天罰を受けたと言うべきか。はたまた、無知と言うべきか。ロシア軍は1986年、あの世紀の爆発事故を起したチェルノブイリ発電所付近で塹壕を掘り、多くの兵士が放射能を被爆し撤退のやむなきに至った。
塹壕を掘ったのは、発電所から10キロメートルほど離れた「赤い森」である。ここは、立ち入り制限区域内に位置しており、事故による放射性物質を含む煙やちりが雲となり、大量の放射性物質がこの地域に降り注ぎ、マツの木々は枯死した場所だ。
事故後の汚染除去作業で、赤い森にあるマツの木々の大部分が伐採されて埋められた。ここが、「赤い森」である。その上を砂で厚く覆いマツの若木が植林された。伐採された木々は、放射性物質による汚染がひどかった。他の場所に移動させることは、危険を伴うためにその場に埋めざるを得なかったのである。

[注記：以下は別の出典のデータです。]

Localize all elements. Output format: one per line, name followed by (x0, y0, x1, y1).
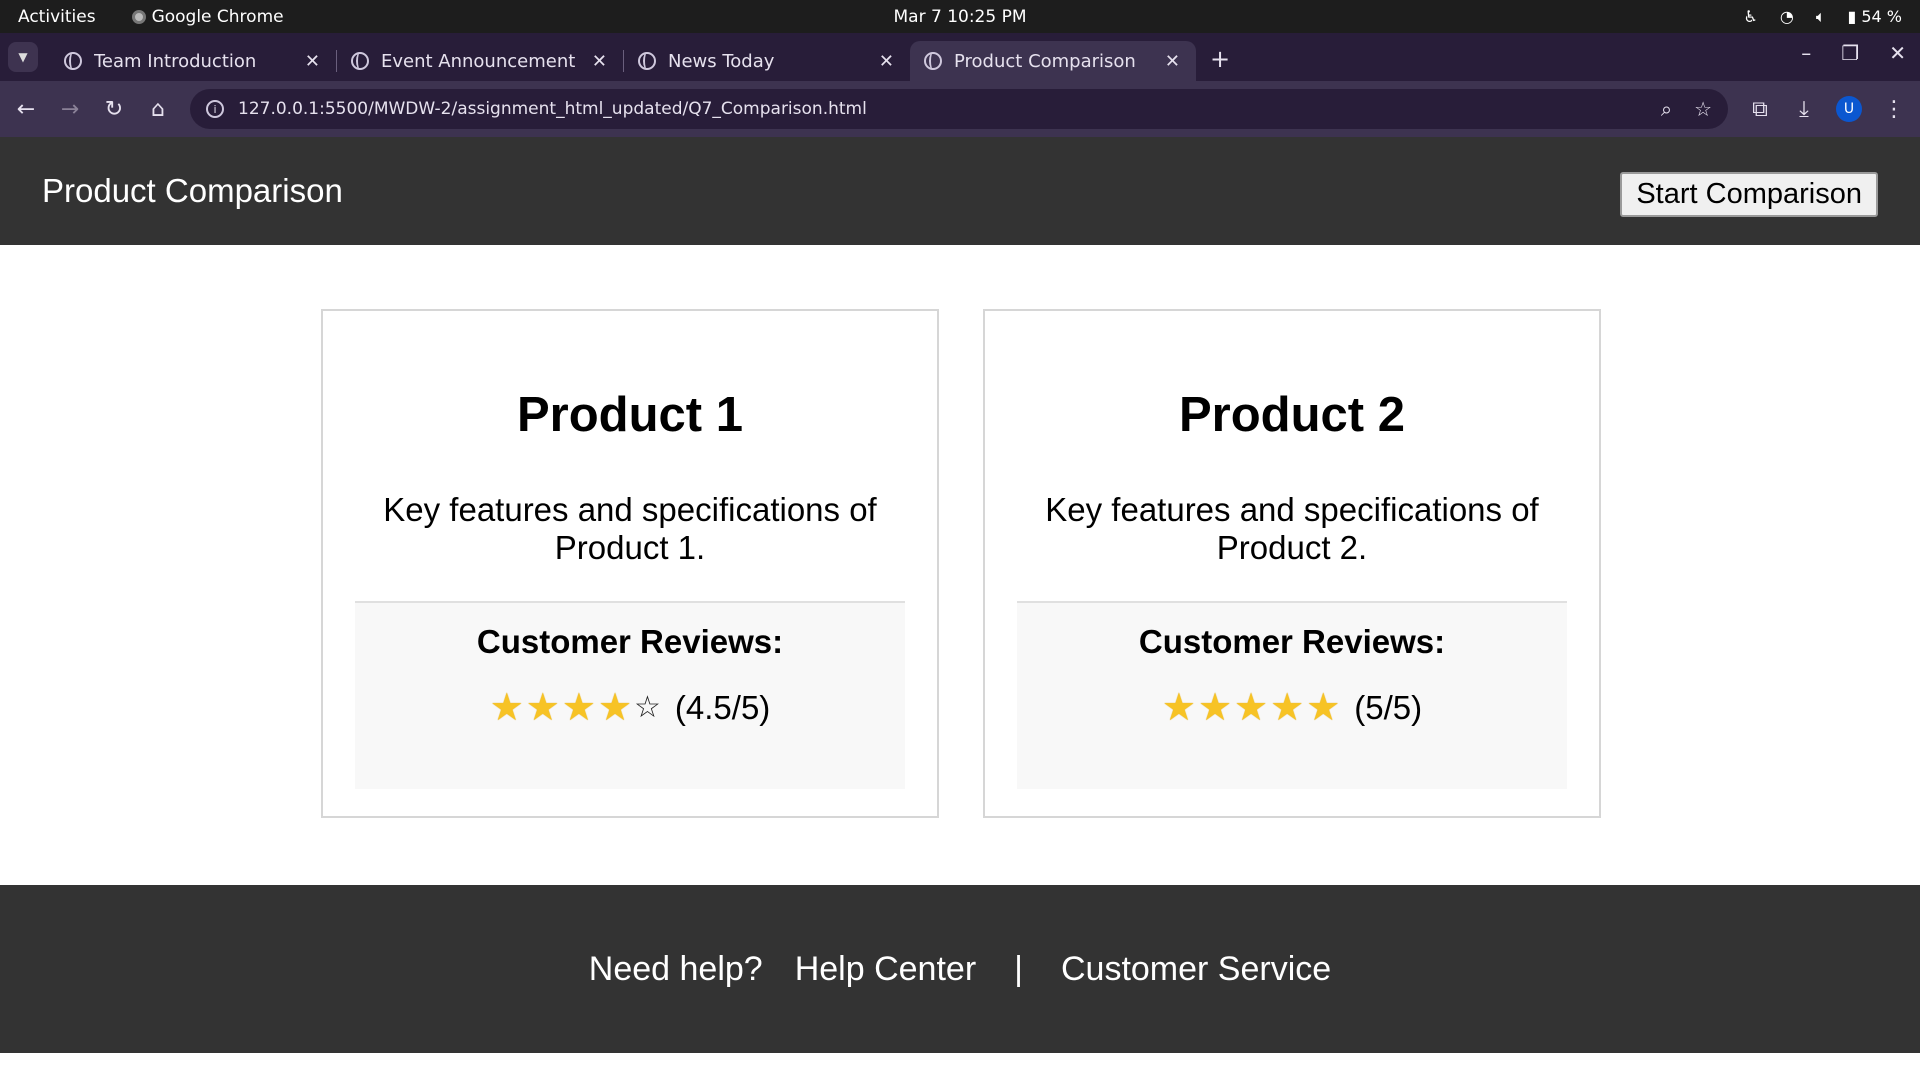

木々は、朽ちるにつれて放射性物質が地下水に達することが懸念されてきた。こうして、近くの住民は「赤い森」の周辺の汚染された地区から避難したのである。ロシア軍は選りに選って、この危険地帯で塹壕を掘ったのだ。地下の放射能が、ロシア兵を襲ったのは当然である。ロシア軍の上官が、こうした事実を知らなかったとは迂闊であった。
米『CNN』(4月1日付)は、「ロシア軍、チェルノブイリ原発から撤退 ウクライナ原子力企業が発表」と題する記事を掲載した。
ウクライナの原子力発電所を監督する国営企業、エネルゴアトムは31日、ロシア軍がチェルノブイリ原発と周辺施設から撤退したと明らかにした。エネルゴアトムはテレグラムで発表した声明で、「チェルノブイリ原発と立ち入り禁止区域内の他の施設を奪取した占領者」が2列の隊列でウクライナとベラルーシの国境に向かったことが確認されたと述べた。
(1)「チェルノブイリ原発では1986年4月26日に原子炉4号機で爆発が発生し、直後に30人が死亡。その後、大勢の人が放射線症状のため亡くなった。同原発と周辺地域は今年2月下旬、ウクライナでの戦争の最初の週にロシア軍の手に落ちていた。エネルゴアトムによると、ロシア軍は3月31日、同原発から撤退してウクライナ側の人員に管理を委ねる意向を明らかにした。エネルゴアトムはまた、ロシア国家親衛隊とロシア国営原子力企業ロスアトムの代理人、およびチェルノブイリ原発のシフト管理者が署名したとされる正式書簡の写しも投稿した」
被爆したロシア軍兵士には気の毒だが、侵略されたウクライナ国民は命を落としている。命があるだけでも、ロシア軍兵士は感謝すべきかも知れない。
(2)「テレグラムに投稿されたエネルゴアトムの声明によると、同原発にはまだ少数のロシア人が残っている。エネルゴアトムはさらに、「ロシア人が立ち入り区域内で最も汚染された『赤い森』に要塞(ようさい)や塹壕(ざんごう)を築いていたとの情報も確認された」「従って、占領者が大量の放射線を浴び、病気の最初の兆候にパニックになったのは驚きではない。それは非常にすぐ表れた。その結果、軍内部で暴動のようなものが発生した」などとしている」
ロシア軍兵士は、大量の放射能を浴びているという。軍内部で暴動のようなものが発生したとされるが、身体の不調に気付いた結果、そこが「赤い森」であることを認識し、騒ぎに発展したのであろう。噴火口でキャンプをしていたような話である。
(3)「CNNは現時点でこれらの主張を検証できていない。米国防総省高官は31日、記者団に対し、米国もロシア軍がチェルノブイリやキエフ北郊と北西郊から撤退するのを目撃していると明らかにした」
米軍は常時、軍事衛星でロシア軍の動きを監視している。それによって、チェルノブイリやキエフ北郊からの撤退が確認されたのであろう。英国メディアによれば、バス7台分に及ぶロシア兵が隣国ベラルーシのゴメリにある放射線専門医療センターに搬送されたと報じられた。